Khlong Saen Saep

Bangkok, Thailand

Khlong boat

A canal boat approaches the landing stage on Khlong Saen Saeb

Bangkok, Thailand

Bangkok may lead the world in anarchically informal ways to get around. Like any other self-respecting Asian town, it is infested with tuk-tuks, three-wheeler taxis that skitter through the gridlocked traffic like gaily-colored bugs. There are buses of every size and color, usually doorless to allow passengers to get on and off as rapidly as possible. There are long-tail boats - narrow canoe-like vessels with a VW engine mounted on gimbals in the stern driving a screw at the end of a fifteen-foot shaft that makes a noise like a buzz saw and raises a rooster-tail of white water behind it - to take you across the river.

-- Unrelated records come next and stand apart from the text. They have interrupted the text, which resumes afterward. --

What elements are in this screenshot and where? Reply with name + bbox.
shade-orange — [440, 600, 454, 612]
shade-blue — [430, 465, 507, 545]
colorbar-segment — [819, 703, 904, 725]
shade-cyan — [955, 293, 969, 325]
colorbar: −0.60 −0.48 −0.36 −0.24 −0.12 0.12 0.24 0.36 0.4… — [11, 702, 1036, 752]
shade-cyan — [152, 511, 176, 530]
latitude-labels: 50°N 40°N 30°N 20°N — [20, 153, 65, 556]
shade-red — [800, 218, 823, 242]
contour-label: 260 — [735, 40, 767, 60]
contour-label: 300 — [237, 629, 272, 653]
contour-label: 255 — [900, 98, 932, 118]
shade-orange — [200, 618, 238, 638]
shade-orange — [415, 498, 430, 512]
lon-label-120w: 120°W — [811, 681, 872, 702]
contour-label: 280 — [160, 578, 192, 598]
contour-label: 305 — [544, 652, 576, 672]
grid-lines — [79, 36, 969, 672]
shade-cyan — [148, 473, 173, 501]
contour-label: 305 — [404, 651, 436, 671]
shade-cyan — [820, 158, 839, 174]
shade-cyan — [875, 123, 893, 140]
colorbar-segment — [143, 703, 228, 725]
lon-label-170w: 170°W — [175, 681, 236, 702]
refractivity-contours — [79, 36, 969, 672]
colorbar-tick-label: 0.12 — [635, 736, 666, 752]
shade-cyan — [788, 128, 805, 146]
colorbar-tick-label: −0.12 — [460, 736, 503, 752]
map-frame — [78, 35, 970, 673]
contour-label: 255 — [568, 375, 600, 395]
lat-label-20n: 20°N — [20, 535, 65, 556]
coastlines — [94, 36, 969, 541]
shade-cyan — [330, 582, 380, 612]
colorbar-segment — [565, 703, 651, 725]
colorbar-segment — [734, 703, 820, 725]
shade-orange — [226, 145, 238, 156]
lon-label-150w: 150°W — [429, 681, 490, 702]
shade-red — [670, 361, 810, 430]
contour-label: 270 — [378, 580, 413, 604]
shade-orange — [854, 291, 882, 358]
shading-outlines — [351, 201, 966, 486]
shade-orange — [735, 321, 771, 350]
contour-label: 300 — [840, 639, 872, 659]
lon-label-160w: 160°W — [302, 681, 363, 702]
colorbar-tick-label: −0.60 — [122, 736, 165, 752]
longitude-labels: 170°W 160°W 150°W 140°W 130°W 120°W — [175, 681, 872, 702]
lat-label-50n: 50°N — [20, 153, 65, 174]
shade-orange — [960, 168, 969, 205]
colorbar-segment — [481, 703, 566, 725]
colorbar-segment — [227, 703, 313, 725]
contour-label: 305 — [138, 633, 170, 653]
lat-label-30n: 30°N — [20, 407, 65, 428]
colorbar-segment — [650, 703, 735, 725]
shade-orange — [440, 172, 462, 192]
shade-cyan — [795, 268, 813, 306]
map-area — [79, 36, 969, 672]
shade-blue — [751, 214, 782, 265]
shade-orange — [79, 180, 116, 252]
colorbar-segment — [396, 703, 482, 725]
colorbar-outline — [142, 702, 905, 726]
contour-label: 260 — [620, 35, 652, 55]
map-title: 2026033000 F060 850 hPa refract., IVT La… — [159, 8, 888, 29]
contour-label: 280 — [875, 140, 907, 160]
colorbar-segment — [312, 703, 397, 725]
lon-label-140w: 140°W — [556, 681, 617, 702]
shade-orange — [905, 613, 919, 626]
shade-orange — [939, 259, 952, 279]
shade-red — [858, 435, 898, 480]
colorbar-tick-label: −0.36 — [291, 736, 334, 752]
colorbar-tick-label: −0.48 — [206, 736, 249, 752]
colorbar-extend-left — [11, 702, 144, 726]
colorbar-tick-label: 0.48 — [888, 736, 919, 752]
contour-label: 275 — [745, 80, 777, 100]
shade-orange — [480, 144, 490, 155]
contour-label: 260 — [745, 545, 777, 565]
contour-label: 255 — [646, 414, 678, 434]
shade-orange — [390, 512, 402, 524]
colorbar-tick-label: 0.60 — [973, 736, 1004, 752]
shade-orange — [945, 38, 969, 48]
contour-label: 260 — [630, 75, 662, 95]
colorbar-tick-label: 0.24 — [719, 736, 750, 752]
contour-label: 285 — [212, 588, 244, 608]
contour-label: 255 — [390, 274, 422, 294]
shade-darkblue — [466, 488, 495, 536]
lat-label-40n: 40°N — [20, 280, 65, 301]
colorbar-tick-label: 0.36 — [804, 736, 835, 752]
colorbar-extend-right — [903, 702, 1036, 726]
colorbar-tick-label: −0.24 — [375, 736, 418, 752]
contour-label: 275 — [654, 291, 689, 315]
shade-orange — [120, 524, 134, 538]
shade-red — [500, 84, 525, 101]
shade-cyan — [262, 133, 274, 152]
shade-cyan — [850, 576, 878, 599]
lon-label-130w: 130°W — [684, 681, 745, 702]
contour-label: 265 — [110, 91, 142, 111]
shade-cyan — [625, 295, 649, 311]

There are taxis, with and without meters. There are motorcycle taxis. There are tricycle rickshaws. There is a Skytrain and a River Express. There will soon be an underground.

And there is the Khlong Saen Saep boat, which may be the only public transport system in the world that runs on toxic waste.

If the word 'canal' conjures up a mental image of a limpid, tranquil waterway lined with languid gondolas and stately palaces, think again. Like most of Bangkok's khlongs, Khlong Saen Saep is liquid filth, a narrow line of poisonous black water stretched across the map of the city. Old houses crowd down to the water's edge. Walking beside the canal, you step over the shoes set outside people's doors and find yourself peering into their kitchens at every second step.

The boats that run on Bangkok's navigable canals are about thirty or forty feet long, seating five or six passengers abreast at the widest point. There is no central aisle or gangplank. As the boat pulls up to the rickety wooden landing stage – with its complement of spectacularly mangy dogs – the helmeted crew members jump ashore with ropes in their hand to make it temporarily fast to the jetty. The alighting passengers are already standing on the gunwales, ready to jump off in the fifteen or twenty seconds that the boat stays at the stage.

To board the boat, you step quickly off the landing stage and onto the gunwale, grabbing for the rope that runs around the roof of the boat with all the hands you can spare. You then walk along the side of the boat until you see an empty seat, at which point you climb in and down, stepping over the blue-and-white plastic spray sheets that run along both sides of the passenger area. It's generally advisable to try to reach a seat before the boat takes off, so that you don't end up clinging to the side with the crew, but this isn't always easy when the boat is crowded.

The boats move surprisingly fast in the narrow space of the canal, slaloming among the various obstacles in their way - bridge piers, jetties, breakwaters made of corrugated iron, other boats coming in the opposite direction. When the canal is full, there is very little clearance between the top of the boat and some of the bridges – there's a reason that the deckhands all wear helmets. The canvas tilt over the passenger seating is mounted on jointed stanchions that allow it to be pulled downwards until it touches the heads of the taller passengers, giving just enough room for the boat to scoot under the bridge.

The whole thing feels like a funhouse ride adapted for commuter transport by a sadistic urban planner. In any city in the first world, the insurance premiums necessary to protect the operators against lawsuits for dropping passengers and employees in the stinking black waters of the khlong or beaning them with a bridge would make it instantly uneconomical either to run or to use. In Bangkok, it's all part of a day's journey to work.